Mid-market more profitable, report says
New Zealand's medium-sized companies have become more profitable, financier GE Capital says in its latest Mid-Market Report.
Defined as businesses with turnover of $2 million to $50m, the country's 21,000 mid-market companies are estimated to contribute about $60 billion and 417,100 jobs to the New Zealand economy.
See the mid-market insights and trends here
Within the sector the average profit margin was 7.8 per cent in 2011, up from 6.8 per cent in 2010.
The number of mid-market companies also grew by 520 or 2.5 per cent in 2011, compared with an overall reduction in the number of New Zealand businesses of 2240 or 0.5 per cent.
While the mid-market makes up only 4.8 per cent of all New Zealand enterprises, it contributes just under a third of total economic value and fulltime employment, GE said.
"If the mid-market succeeds, New Zealand succeeds," Greg White, GE Capital chief operating officer, said. "This sector is vital to New Zealand's future growth and it continues to be the cornerstone of the economy, contributing ... one in three fulltime equivalent jobs.

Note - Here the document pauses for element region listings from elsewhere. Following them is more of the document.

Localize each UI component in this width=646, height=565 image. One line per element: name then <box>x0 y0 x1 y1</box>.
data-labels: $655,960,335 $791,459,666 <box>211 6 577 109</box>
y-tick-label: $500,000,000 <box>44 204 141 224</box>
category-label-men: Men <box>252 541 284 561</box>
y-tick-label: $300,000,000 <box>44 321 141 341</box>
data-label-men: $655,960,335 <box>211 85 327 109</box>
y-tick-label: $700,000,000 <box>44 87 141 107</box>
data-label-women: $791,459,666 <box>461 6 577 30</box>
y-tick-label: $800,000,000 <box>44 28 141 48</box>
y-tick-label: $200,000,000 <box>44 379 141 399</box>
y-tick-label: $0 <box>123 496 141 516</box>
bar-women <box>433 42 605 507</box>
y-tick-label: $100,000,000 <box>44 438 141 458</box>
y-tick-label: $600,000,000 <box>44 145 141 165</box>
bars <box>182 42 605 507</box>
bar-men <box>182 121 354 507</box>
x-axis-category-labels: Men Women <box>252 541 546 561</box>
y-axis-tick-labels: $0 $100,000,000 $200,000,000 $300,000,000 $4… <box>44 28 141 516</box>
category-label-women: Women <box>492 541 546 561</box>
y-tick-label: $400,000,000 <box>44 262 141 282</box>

However, succession planning remains a significant concern for the mid-market, with few firms having formal plans in place and many relying on a single person's vision, he said.
Most of the increase in the number of medium-sized firms was in the agriculture, forestry and fishing industries, GE said. The number of small firms in these industries fell, which may indicate firms growing in size or merging.